Avant tout, une fonction RH – avant d’être « business » – devrait être proche des opérations, savoir ce qui s’en vient, comprendre l’évolution des besoins de nos clientèles, connaître les tendances sociodémographiques, les tendances économiques et être capable de dresser un portrait de la compétition. En clair, il faudrait qu’elle se tourne sur les données extérieures pour les comparer aux données internes. Une fois que la fonction RH aura suffisamment d’informations pour poser un diagnostic externe, chiffres et tableaux de bord à l’appui, elle pourra se concentrer sur l’interne et mettre les écarts en évidence. Subitement, tout semblera plus clair. En un coup d’œil, on verra l’écart entre les données de marché et notre situation actuelle.
Les directions de ressources humaines devraient investir dans leur propre capital humain en misant sur la diversité des expertises et en recrutant autant d’experts en provenance des opérations que d’économistes, de professionnels du marketing (les vrais, ceux qui font les études de marché), des sociologues et des experts en modélisation. Ce qu’il manque à la fonction RH, ce sont des tableaux de bords et des données chiffrées qui appuient des données démographiques, sociologiques et des tendances de sociétés. Si les finissants des baccalauréats de votre discipline fétiche de recrutement sont des filles, peut-être devriez-vous préparer un modèle de recrutement intégrant leur condition physique (elles feront toutes des bébés entre 28 et 35 ans) d’ici les prochaines années, leur origine socio-démographique, le facteur diversité, le facteur économique avec votre plan d’affaires corporatif? Peut-être allez-vous avoir besoin d’un expert en économétrie? Y aviez-vous pensé?
Il ne suffit pas de crier au loup mais de prouver ce que vous avancez. Les comités de direction et les conseils d’administration sont comme saint Thomas : ils ne croient que ce qu’ils voient! Ils veulent des réponses quantifiables et surtout documentées. Le problème des RH, c’est qu’elles ont en face d’elles des comptables, des ingénieurs, des actuaires ou pire… des entrepreneurs! L’entrepreneur est un saint Thomas puissance 10… Il ne croit que ce qu’il voit donc il veut des preuves et des résultats. Des corrélations entre ce que vous présentez et les actions qui vont en découler.
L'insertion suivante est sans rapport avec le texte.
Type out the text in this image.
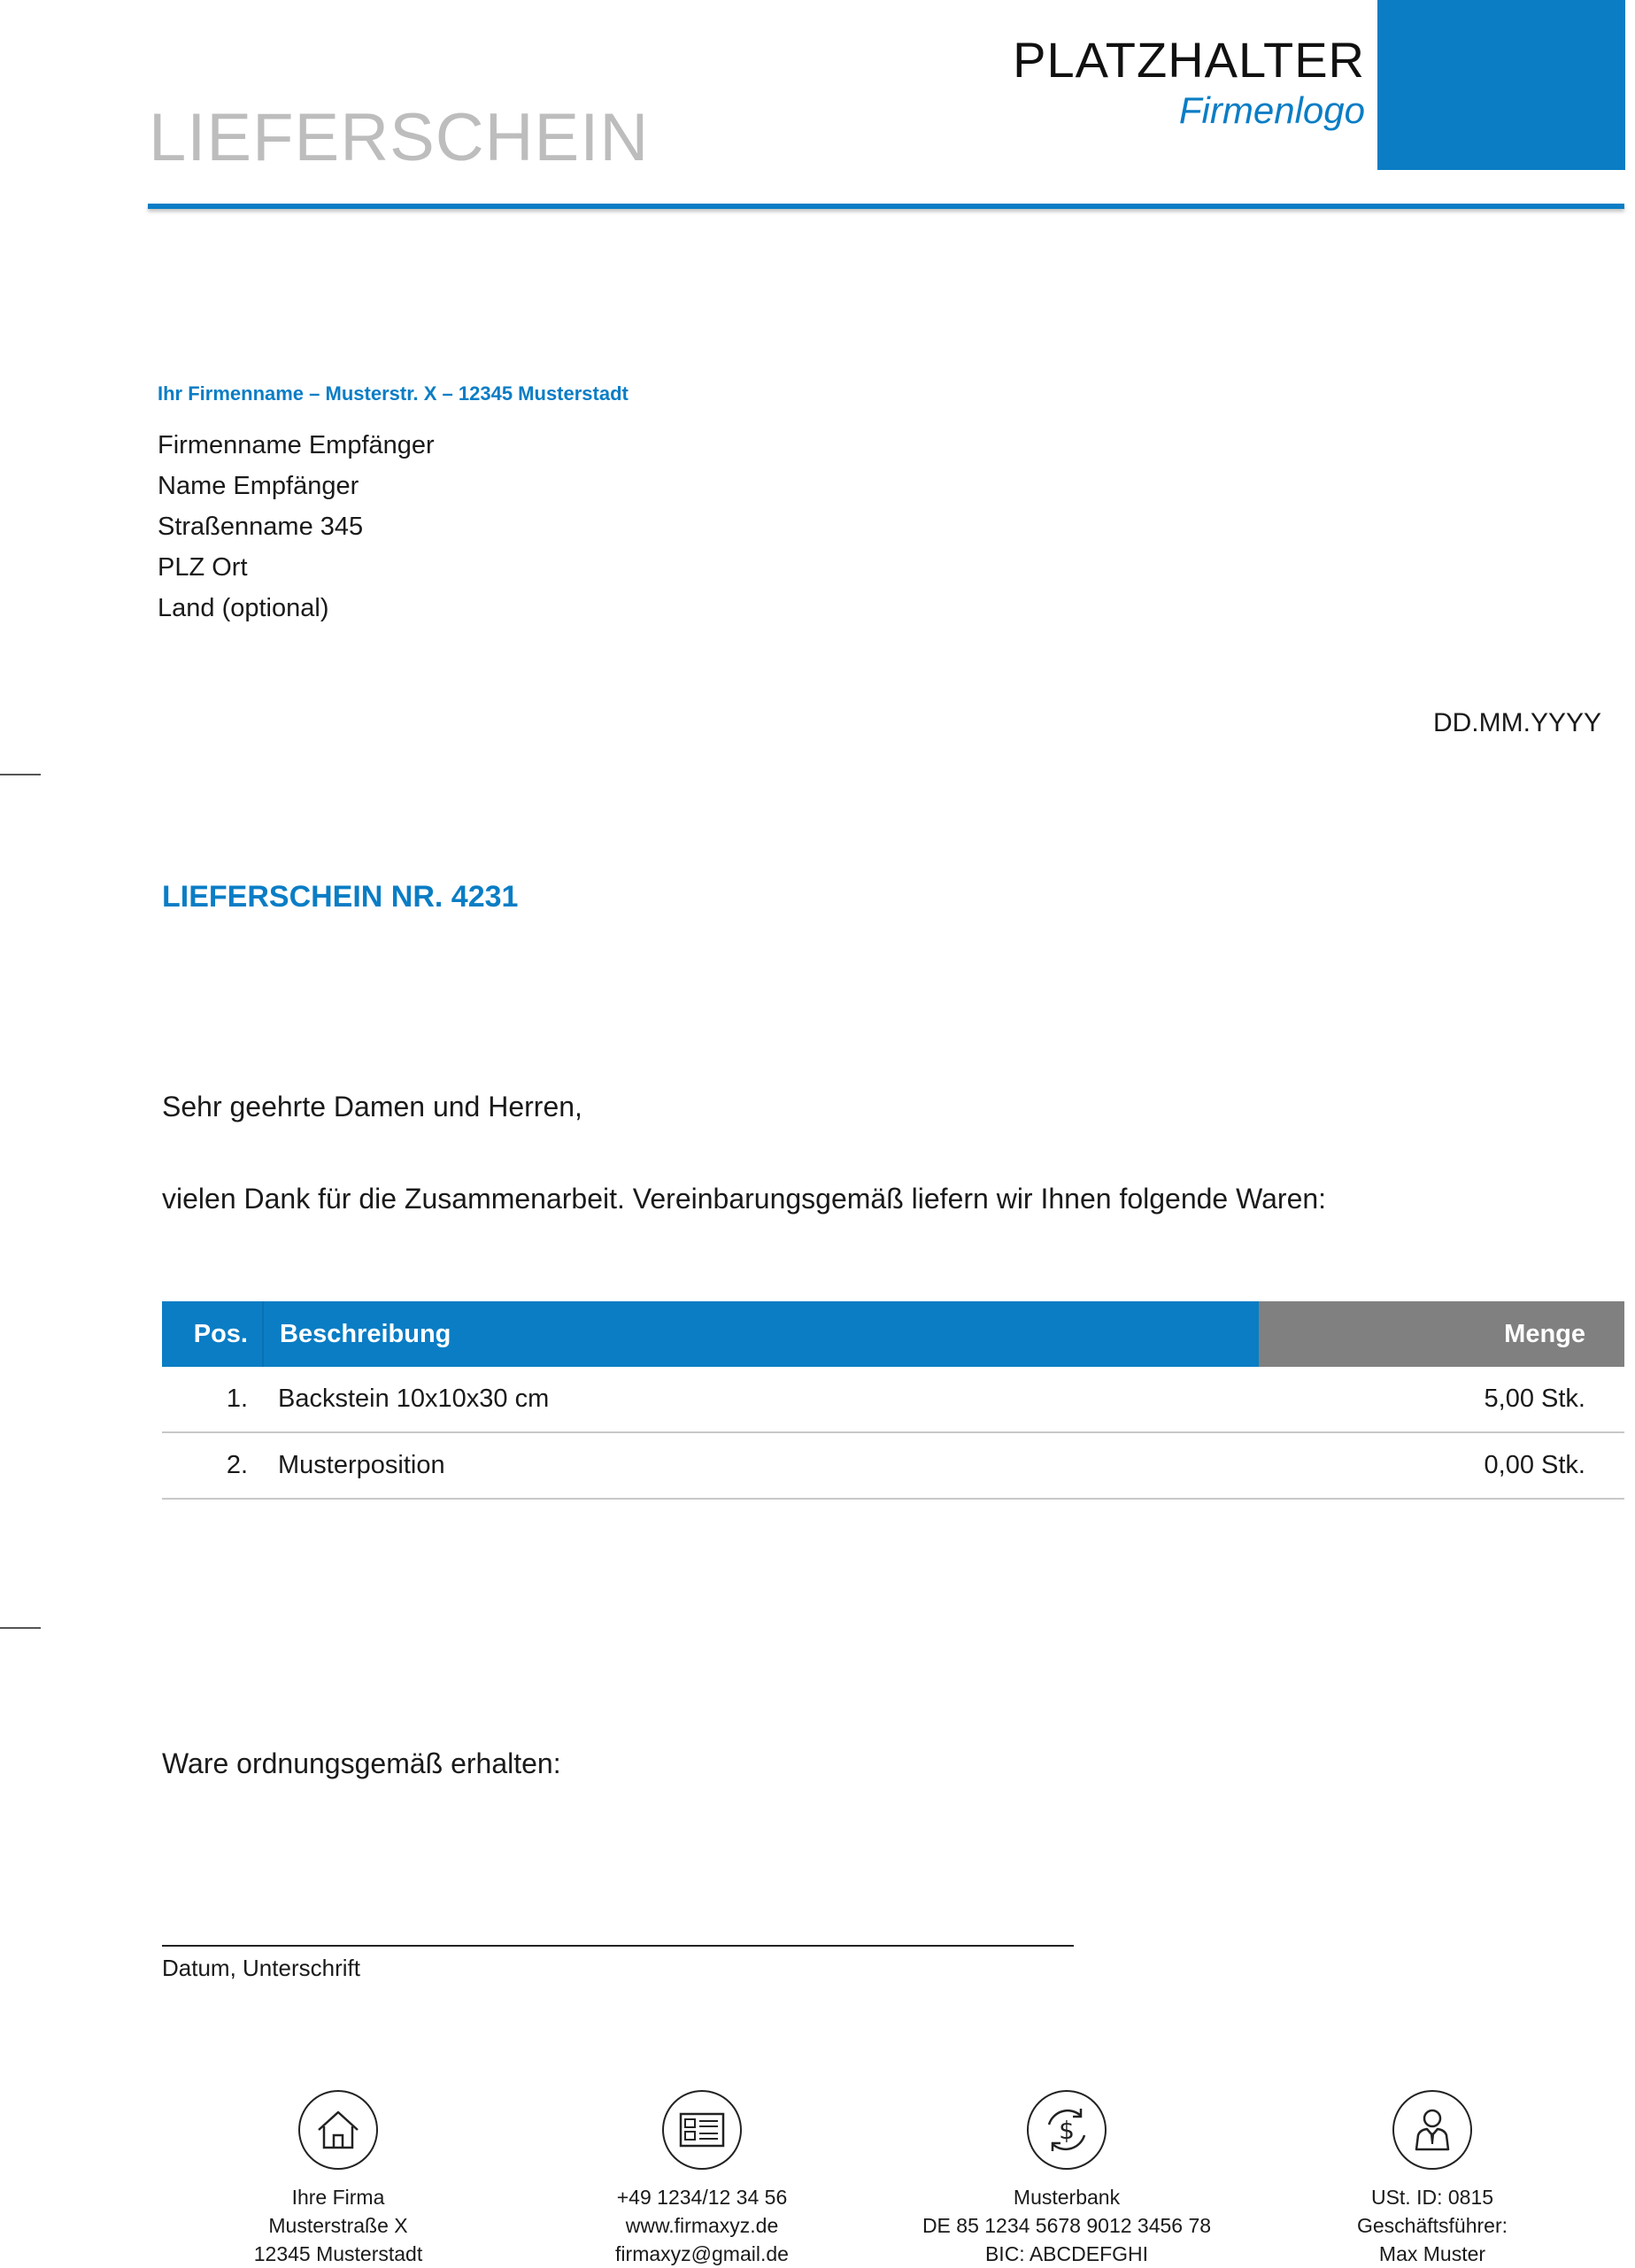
LIEFERSCHEIN
PLATZHALTER
Firmenlogo
Ihr Firmenname – Musterstr. X – 12345 Musterstadt
Firmenname Empfänger
Name Empfänger
Straßenname 345
PLZ Ort
Land (optional)
DD.MM.YYYY
LIEFERSCHEIN NR. 4231
Sehr geehrte Damen und Herren,
vielen Dank für die Zusammenarbeit. Vereinbarungsgemäß liefern wir Ihnen folgende Waren:
Pos.	Beschreibung	Menge
1.	Backstein 10x10x30 cm	5,00 Stk.
2.	Musterposition	0,00 Stk.
Ware ordnungsgemäß erhalten:
Datum, Unterschrift
Ihre Firma
Musterstraße X
12345 Musterstadt
+49 1234/12 34 56
www.firmaxyz.de
firmaxyz@gmail.de
$
Musterbank
DE 85 1234 5678 9012 3456 78
BIC: ABCDEFGHI
USt. ID: 0815
Geschäftsführer:
Max Muster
Un exemple?
Cher Monsieur Entrepreneur,
Si vous investissez aujourd’hui X milliers de dollars dans ce programme de formation Y en collaboration avec l’université Z, nous pourrons recruter dans cinq ans autant de XX et de XY ce qui nous permettra d’équilibrer notre démographie interne et envisager de supporter une augmentation de la productivité de 15 % qui nous donnera +5 % sur l’EBITDA (vous venez en passant de vous garantir une augmentation de salaire de 20 % tellement ce +5 % sur l’EBITDA va le mettre en transe…). La direction des RH sera capable de livrer ceci avec un budget estimé à XX milliers de dollars dont vous bénéficierez un retour sur investissement de 3 % sur huit ans.
Sachez que, dans cet exemple, le programme de formation peut être remplacé par une politique de recrutement sur la diversité, la révision des programmes d’avantages sociaux ou de retraite ou la renégociation avec les syndicats. À vous de choisir les bonnes batailles. Bons calculs!